Gen. G. B.
McClellan, who has the reputation of being the ablest officer in the
Federal Army, is a native of
Philadelphia, and still comparatively a young man, having been born on the 3d of December, 1826, and graduated at
West Point with the class of 1846.
He served with distinction in the war with
Mexico, and in 1855 was appointed a member of the Commission which went to the seat of war in the Crimea and in
Northern Russia.
The other members of the Commission were
Col. Richard Delafield, now an officer of the Confederate Army, and
Major Alfred Mordecal, of
North Carolina, who some time ago resigned the Superintendency of the Troy Arsenal.
A report, embodying the result of his observations in the Crimea, was made by
McClellan, which added to his reputation as a scientific soldier.
In January, 1857, he resigned his position in the army to become
Vice-President and Engineer of the Illinois Central Railroad, which post he held for three years, when he accepted the Presidency of the Ohio and Mississippi Railroad, with the shug salary of $12,000 per annum.
On the 14th of May last,
Lincoln appointed him
Major General, and he accepted the appointment upon the condition that his salary as
President of the Railroad should not be stopped.
Having made this judicious provision for Number One, he was placed in command of the Department of Ohio, which includes besides
Illinois,
Indiana and
Ohio, that part of
Virginia lying North of the Great Kanawha River and the
Maryland line, with so much of
Pennsylvania as lies West of a line drawn from the
Maryland line to the
Northwest corner of
McKean county.
Such are the principal interesting points of
McClellan's history, as we condense them from an article in the Petersburg
Express.--He is probably the ablest military man in the
Northern Army.
We know nothing of his character as a man that can raise him in public estimation.
His bloodthirsty proclamation threatening to hang Southern guerillas, and the wilful lying of which he was convicted in his correspondence with
Gen. Buckner, of
Kentucky, proves that he is not a gentleman.

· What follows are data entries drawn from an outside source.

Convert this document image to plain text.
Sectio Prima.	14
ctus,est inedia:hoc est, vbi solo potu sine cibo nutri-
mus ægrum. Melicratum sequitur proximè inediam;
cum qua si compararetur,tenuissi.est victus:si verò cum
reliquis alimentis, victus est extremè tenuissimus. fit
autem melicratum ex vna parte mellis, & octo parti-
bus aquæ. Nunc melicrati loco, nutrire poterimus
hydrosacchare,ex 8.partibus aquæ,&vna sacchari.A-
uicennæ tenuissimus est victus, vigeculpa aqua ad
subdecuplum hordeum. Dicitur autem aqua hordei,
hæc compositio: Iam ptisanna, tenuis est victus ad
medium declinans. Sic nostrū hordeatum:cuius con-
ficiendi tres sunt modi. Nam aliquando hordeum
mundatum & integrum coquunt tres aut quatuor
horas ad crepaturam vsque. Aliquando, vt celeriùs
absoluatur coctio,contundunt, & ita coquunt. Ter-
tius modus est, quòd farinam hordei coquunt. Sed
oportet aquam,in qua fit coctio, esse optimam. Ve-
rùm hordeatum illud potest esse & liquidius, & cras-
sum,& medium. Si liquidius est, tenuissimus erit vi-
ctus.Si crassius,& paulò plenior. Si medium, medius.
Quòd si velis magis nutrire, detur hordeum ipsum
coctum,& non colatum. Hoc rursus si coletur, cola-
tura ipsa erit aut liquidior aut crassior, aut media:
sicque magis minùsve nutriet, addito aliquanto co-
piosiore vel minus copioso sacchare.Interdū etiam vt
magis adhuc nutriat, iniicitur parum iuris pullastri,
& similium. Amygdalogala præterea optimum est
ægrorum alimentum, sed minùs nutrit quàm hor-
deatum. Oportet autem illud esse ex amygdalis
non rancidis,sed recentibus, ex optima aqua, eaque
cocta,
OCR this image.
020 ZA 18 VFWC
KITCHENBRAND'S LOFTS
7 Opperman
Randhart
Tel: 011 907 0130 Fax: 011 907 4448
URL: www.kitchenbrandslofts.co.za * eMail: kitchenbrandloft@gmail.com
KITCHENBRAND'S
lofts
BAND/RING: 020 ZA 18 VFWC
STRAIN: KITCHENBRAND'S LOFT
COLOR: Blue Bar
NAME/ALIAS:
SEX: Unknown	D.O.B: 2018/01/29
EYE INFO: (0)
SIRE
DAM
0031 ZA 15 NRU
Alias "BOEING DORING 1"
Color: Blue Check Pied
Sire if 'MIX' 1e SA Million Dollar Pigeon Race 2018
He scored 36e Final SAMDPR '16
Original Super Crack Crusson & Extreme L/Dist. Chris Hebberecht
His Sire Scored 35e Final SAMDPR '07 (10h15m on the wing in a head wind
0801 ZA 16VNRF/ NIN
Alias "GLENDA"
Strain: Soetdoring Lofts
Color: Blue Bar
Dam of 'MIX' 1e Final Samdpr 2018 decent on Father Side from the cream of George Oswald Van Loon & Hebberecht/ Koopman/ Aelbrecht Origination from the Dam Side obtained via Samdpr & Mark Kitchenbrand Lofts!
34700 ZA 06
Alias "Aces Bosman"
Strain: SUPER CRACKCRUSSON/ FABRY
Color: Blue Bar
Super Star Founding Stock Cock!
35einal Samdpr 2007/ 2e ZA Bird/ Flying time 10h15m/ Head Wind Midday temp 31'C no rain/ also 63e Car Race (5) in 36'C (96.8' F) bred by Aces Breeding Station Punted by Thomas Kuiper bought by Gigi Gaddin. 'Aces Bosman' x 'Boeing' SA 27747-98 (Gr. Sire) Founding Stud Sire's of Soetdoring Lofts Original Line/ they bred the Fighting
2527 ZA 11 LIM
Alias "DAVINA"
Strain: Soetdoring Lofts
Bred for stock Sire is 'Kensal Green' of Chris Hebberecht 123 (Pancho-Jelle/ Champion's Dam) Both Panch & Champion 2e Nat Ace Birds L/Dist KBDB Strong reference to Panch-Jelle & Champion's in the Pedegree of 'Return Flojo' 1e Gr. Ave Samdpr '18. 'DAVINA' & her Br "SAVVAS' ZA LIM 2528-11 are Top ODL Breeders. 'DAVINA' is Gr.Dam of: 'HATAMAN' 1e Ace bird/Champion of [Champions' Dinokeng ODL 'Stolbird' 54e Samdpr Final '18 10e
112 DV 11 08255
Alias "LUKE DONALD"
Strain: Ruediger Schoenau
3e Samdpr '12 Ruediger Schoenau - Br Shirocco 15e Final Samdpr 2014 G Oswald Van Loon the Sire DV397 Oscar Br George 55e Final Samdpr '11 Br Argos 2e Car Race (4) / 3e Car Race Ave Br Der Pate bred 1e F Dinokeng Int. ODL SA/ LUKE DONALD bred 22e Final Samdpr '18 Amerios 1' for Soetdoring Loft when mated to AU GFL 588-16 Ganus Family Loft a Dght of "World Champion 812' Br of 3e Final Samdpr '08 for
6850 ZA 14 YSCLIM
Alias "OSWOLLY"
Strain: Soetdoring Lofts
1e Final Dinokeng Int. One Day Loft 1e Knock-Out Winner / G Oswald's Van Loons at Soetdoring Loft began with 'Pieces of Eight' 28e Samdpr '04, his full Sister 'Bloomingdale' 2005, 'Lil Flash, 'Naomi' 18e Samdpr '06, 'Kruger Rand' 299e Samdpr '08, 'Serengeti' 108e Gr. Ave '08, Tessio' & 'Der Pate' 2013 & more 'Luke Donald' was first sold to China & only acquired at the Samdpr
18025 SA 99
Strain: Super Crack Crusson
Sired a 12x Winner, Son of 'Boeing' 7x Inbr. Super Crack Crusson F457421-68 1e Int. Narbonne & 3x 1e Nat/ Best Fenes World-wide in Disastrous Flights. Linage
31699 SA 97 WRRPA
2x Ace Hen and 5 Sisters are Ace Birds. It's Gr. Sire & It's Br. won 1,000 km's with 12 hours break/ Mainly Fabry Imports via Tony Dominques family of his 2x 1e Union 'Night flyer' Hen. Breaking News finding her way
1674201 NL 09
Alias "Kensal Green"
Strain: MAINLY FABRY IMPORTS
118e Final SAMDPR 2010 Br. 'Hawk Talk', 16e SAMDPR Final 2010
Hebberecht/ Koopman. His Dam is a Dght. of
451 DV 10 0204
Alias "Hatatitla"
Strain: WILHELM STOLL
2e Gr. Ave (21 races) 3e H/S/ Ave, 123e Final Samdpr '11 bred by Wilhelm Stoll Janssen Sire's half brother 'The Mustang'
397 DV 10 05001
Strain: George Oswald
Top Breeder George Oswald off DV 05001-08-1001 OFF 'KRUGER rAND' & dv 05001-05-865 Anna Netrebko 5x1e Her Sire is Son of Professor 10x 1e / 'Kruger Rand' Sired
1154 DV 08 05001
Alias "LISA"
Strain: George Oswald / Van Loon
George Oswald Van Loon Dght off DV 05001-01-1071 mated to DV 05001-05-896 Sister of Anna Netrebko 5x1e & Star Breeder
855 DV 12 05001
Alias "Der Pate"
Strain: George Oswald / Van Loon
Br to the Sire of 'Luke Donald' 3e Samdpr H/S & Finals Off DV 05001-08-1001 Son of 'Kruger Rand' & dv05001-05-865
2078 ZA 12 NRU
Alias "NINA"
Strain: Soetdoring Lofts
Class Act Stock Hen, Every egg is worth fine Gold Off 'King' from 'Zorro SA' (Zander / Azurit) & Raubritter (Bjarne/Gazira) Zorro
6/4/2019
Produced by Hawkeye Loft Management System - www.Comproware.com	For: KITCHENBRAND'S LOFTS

His late success, gained by tremendous odds, and the villainy of the traitors in the
West, will not add much to his laurels.
We predict that when he emerges from that treacherous soil in
Northwestern Virginia, which gives way beneath the footsteps of an honest man, and comes out upon true
Virginia ground face to face, with a force of half his own number, the conceit will be taken out of him in the most summary manner.